I’m not calling this a conspiracy. I’m not calling this anything more than what it is: another case of a cop receiving the benefit of the doubt when perhaps they didn’t deserve it. When Philadelphia Police Lieutenant Jonathan Josey was caught on camera punching a defenseless woman in the face during the Puerto Rican Parade on 5th Street on September 30th, it was very difficult to fathom. Josey claimed that he was having beer thrown on him when he went over to this woman who isn’t holding a beer, and hit her directly in the face, knocking her to the ground. Apparently the judge agreed with him that it wasn’t on purpose, and gave him the benefit of the doubt by finding him not guilty. I’m calling bullshit.
The judge in the case stated that this was not a social media contest, and that the video did not prove that Josey intended to harm the woman he hit. I respectfully disagree with the judge’s logic on that. He goes over, obviously upset, and went high instead of low (where she would actually be hold a drink if she were actually holding one). He hit her in the face, and was never apologetic about it. All the character witnesses for Josey, all the people that Philadelphia Police brought in to say that Josey followed procedure…it doesn’t take away from the fact that Josey was given the benefit of the doubt on this. It seems to take a lot for a police officer to ever be found guilty of any wrong-doing. There are no winners in this case regardless of the outcome, but I happen to think in my own personal opinion that Josey did that on purpose, and I don’t really understand how making a violent move towards someone without: 1. Making sure it’s the right person first, and 2. Hitting someone in the face is following “proper procedure.” So, next time I’m at a sporting event and I get hit with food or beer, I’ll just randomly hit somebody. When I get arrested, I’ll just say that I was following procedure. Wait, that won’t work for me because I’m not a Philly cop.

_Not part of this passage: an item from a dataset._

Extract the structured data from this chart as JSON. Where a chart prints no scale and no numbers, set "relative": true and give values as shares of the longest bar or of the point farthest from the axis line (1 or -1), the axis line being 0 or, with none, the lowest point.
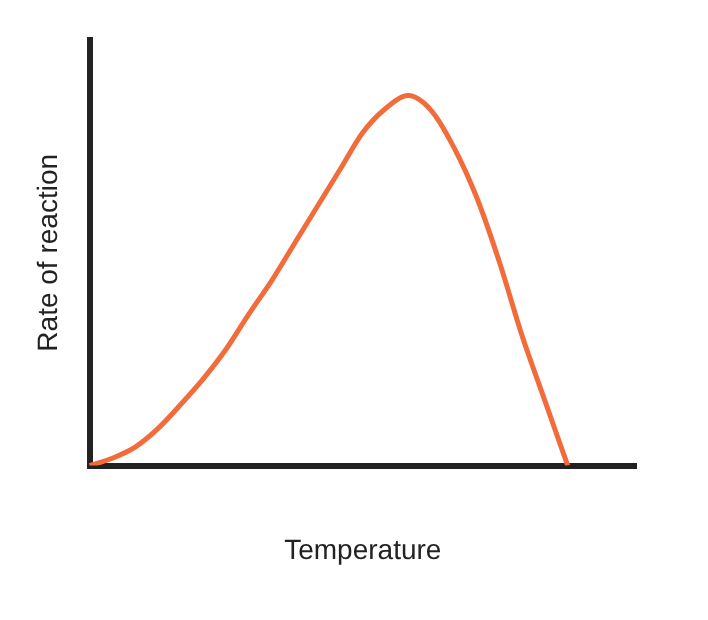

Following the announcement of the verdict, Josey expressed happiness over the outcome, and then blamed those “monsters” in the media for distorting the facts of the case. I’m all for criticizing the media when they deserve it, but this isn’t one of those times. It’s hard to justify or make sense of a uniformed police lieutenant who gets paid to maintain law and order on our streets walking over and hitting a defenseless woman in the face. Things like this are why the police in our city get so little respect: because there is a clear double standard where the police are always given the benefit of the doubt, no matter what. It’s not fair, and at a time when so many good things are happening in Philadelphia, this is just one of those things that like so many others, will continue to hold us back.